According to the latest figures provided by the immigration authorities, 870,000 Venezuelans have settled in Colombia, 414,000 in Peru, 325,000 in Chile, 80,000 in Panama, 70,000 in Argentina, 57,000 in Brazil and 16,000 in Uruguay, while 340,000 entered Ecuador in 2018 alone, 116,000 of whom are still in the country while the rest have crossed over to other countries. Also, 26,000 Venezuelans have gone to the Dominican Republic, and more than 10,000 to other Caribbean islands, according to estimates by several official spokespersons, while in Mexico some 9,000 have applied for the “visitors’ card for humanitarian reasons.” Outside the region, the largest receiving countries are the United States (290,000) and Spain (208,000). The Venezuelan polling firm Delphos, estimated that in the remainder of the year at least 800,000 more Venezuelans plan to leave the country.

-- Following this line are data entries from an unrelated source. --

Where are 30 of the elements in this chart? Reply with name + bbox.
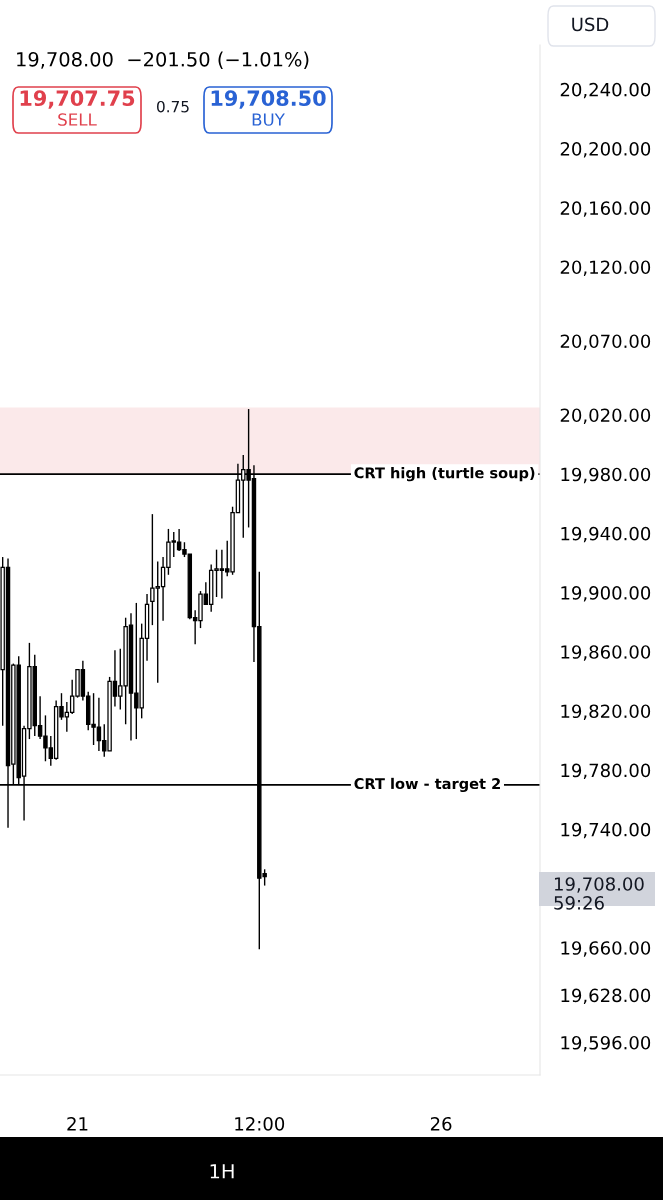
y-tick-label: 19,596.00	[561, 1035, 651, 1052]
x-tick-label: 12:00	[235, 1116, 285, 1131]
y-tick-label: 20,020.00	[560, 408, 651, 424]
text: USD	[572, 17, 609, 32]
y-tick-label: 19,628.00	[561, 988, 651, 1005]
y-tick-label: 20,160.00	[560, 201, 651, 217]
y-tick-label: 20,240.00	[560, 82, 651, 99]
y-tick-label: 19,900.00	[561, 586, 651, 602]
y-tick-label: 19,740.00	[561, 822, 651, 839]
y-tick-label: 20,200.00	[560, 142, 651, 158]
ref-line-label: CRT high (turtle soup)	[354, 467, 535, 482]
annotation: BUY	[252, 113, 285, 126]
y-tick-label: 19,660.00	[561, 941, 651, 957]
y-tick-label: 19,980.00	[561, 467, 651, 484]
y-tick-label: 19,940.00	[561, 526, 651, 543]
annotation: 19,708.50	[211, 90, 326, 109]
x-tick-label: 21	[67, 1116, 88, 1131]
x-tick-label: 26	[430, 1116, 452, 1131]
y-tick-label: 19,860.00	[561, 645, 651, 661]
ref-line-label: CRT low - target 2	[354, 777, 500, 793]
annotation: 0.75	[157, 100, 189, 113]
y-tick-label: 19,820.00	[561, 704, 651, 720]
text: 1H	[210, 1164, 234, 1179]
chart-subtitle: 19,708.00 −201.50 (−1.01%)	[17, 51, 309, 69]
text: 19,708.00 59:26	[554, 877, 644, 910]
y-tick-label: 20,070.00	[560, 334, 651, 350]
annotation: SELL	[58, 113, 97, 126]
annotation: 19,707.75	[20, 90, 135, 109]
y-tick-label: 20,120.00	[560, 260, 651, 276]
y-tick-label: 19,780.00	[561, 763, 651, 780]
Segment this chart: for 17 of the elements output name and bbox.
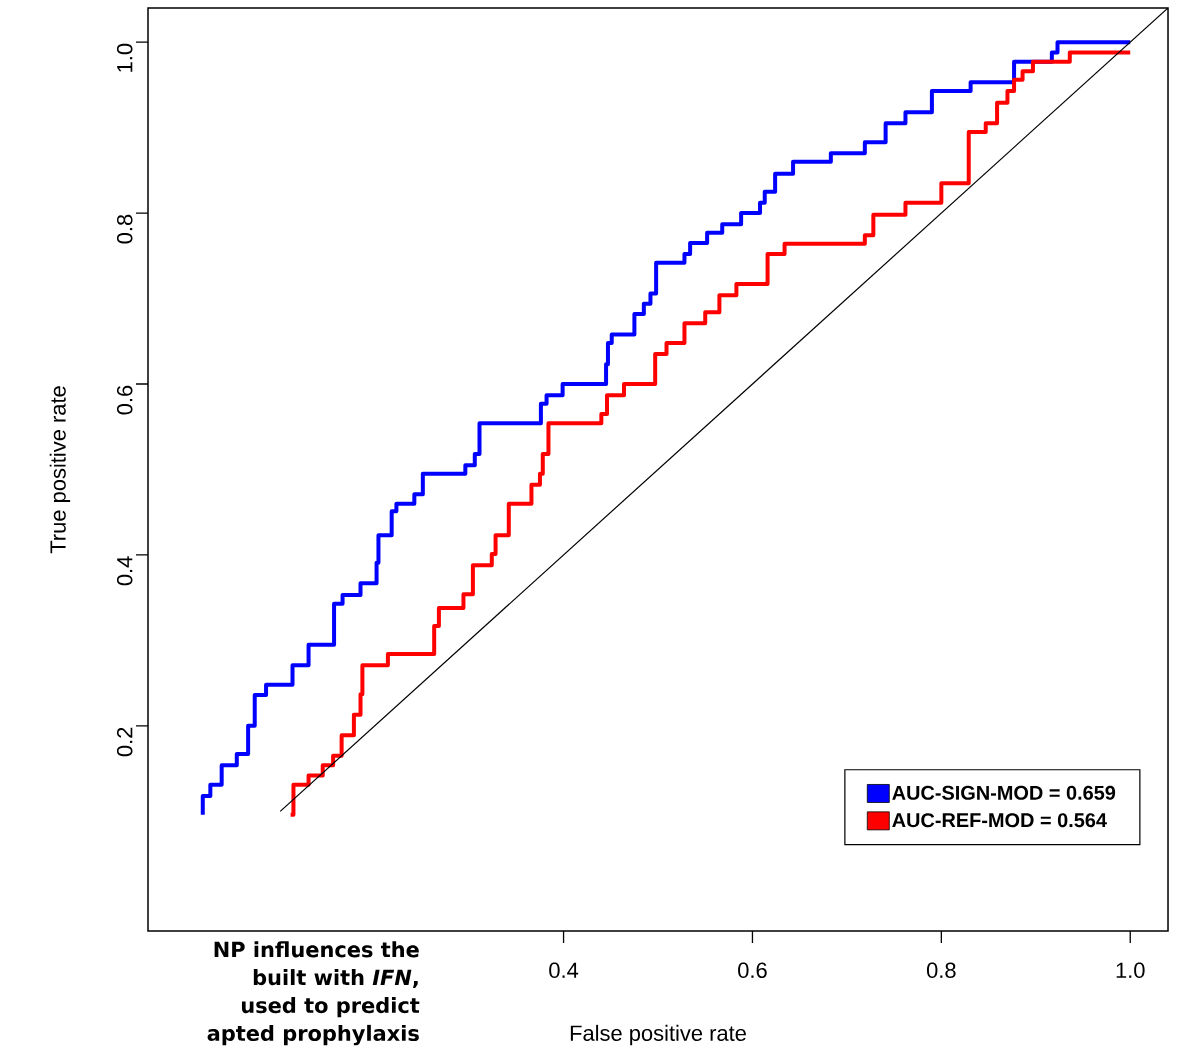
text: NP influences the xyxy=(214,941,419,958)
legend-label: AUC-SIGN-MOD = 0.659 xyxy=(892,785,1116,800)
x-tick-label: 0.8 xyxy=(926,962,956,979)
x-tick-label: 1.0 xyxy=(1116,962,1145,979)
text: used to predict xyxy=(241,996,420,1018)
y-tick-label: 0.4 xyxy=(116,556,133,586)
text: built with IFN, xyxy=(253,969,418,988)
y-tick-label: 0.2 xyxy=(116,727,133,757)
legend-label: AUC-REF-MOD = 0.564 xyxy=(892,813,1107,828)
y-tick-label: 0.6 xyxy=(116,385,133,415)
y-tick-label: 1.0 xyxy=(116,43,133,72)
y-axis-title: True positive rate xyxy=(49,386,71,554)
text: apted prophylaxis xyxy=(207,1024,419,1046)
x-axis-title: False positive rate xyxy=(570,1024,746,1046)
x-tick-label: 0.6 xyxy=(738,962,767,979)
x-tick-label: 0.4 xyxy=(549,962,579,979)
y-tick-label: 0.8 xyxy=(116,214,133,244)
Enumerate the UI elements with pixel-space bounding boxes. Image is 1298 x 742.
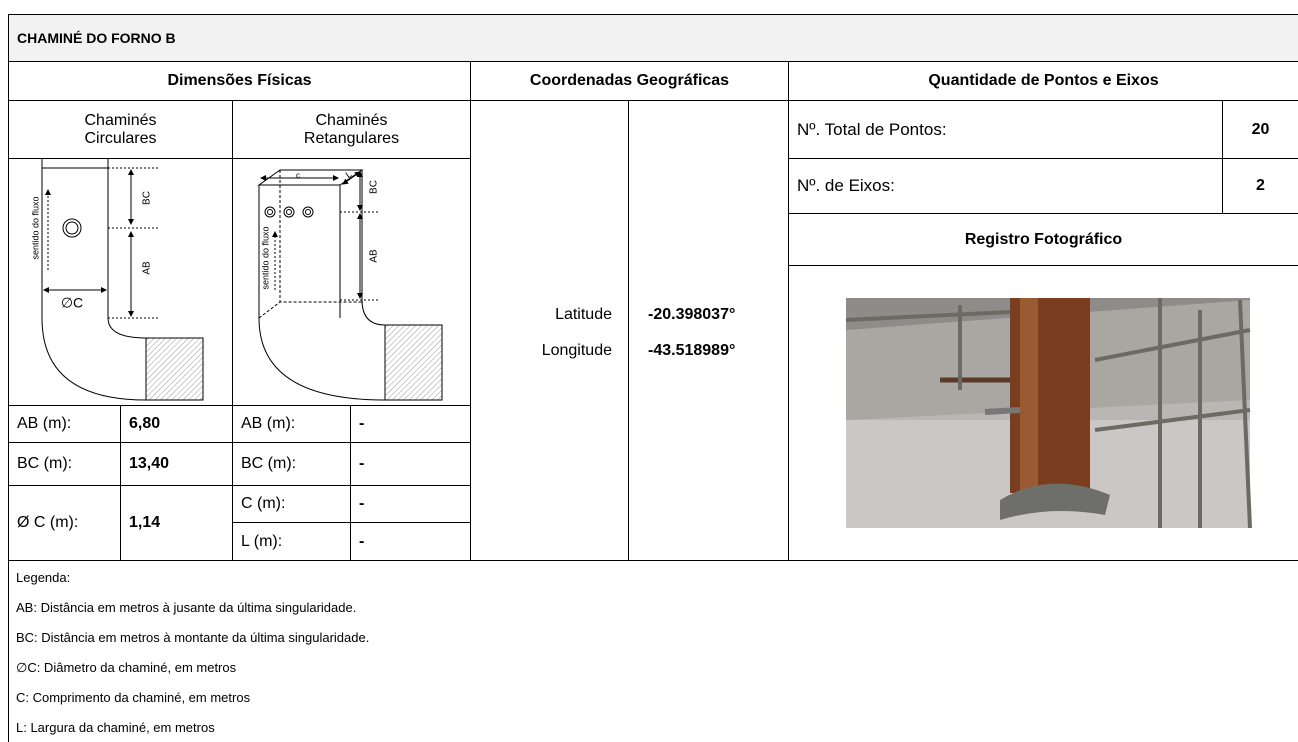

The Central University of Venezuela, the country’s largest university, enrollment dropped in 10 years from 47,000 to 32,000 students. Healthcare unions estimate that so far this decade some 20,000 professionals have left the country, including doctors, nurses, and therapists.“If people decide to walk to Lima, it’s because they feel their needs have reached a limit and their conditions for survival in Venezuela are minimal. Reality tells them what to do,” social psychologist Colette Capriles, of Caracas’ Simón Bolívar University, told IPS.
According to Efraín Rincón, an expert with the polling firm Consultores 21, only one out of every five Venezuelans who say they want to emigrate cites political reasons. The rest point to the economic crisis. The inflation rate for August alone was 223.1 percent and the accumulated rate for the year climbed to 34,680 percent, while the International Monetary Fund (IMF) estimates that the inflation rate could reach one million percent by the end of 2018 and economists at consulting firms believe it could grow even more.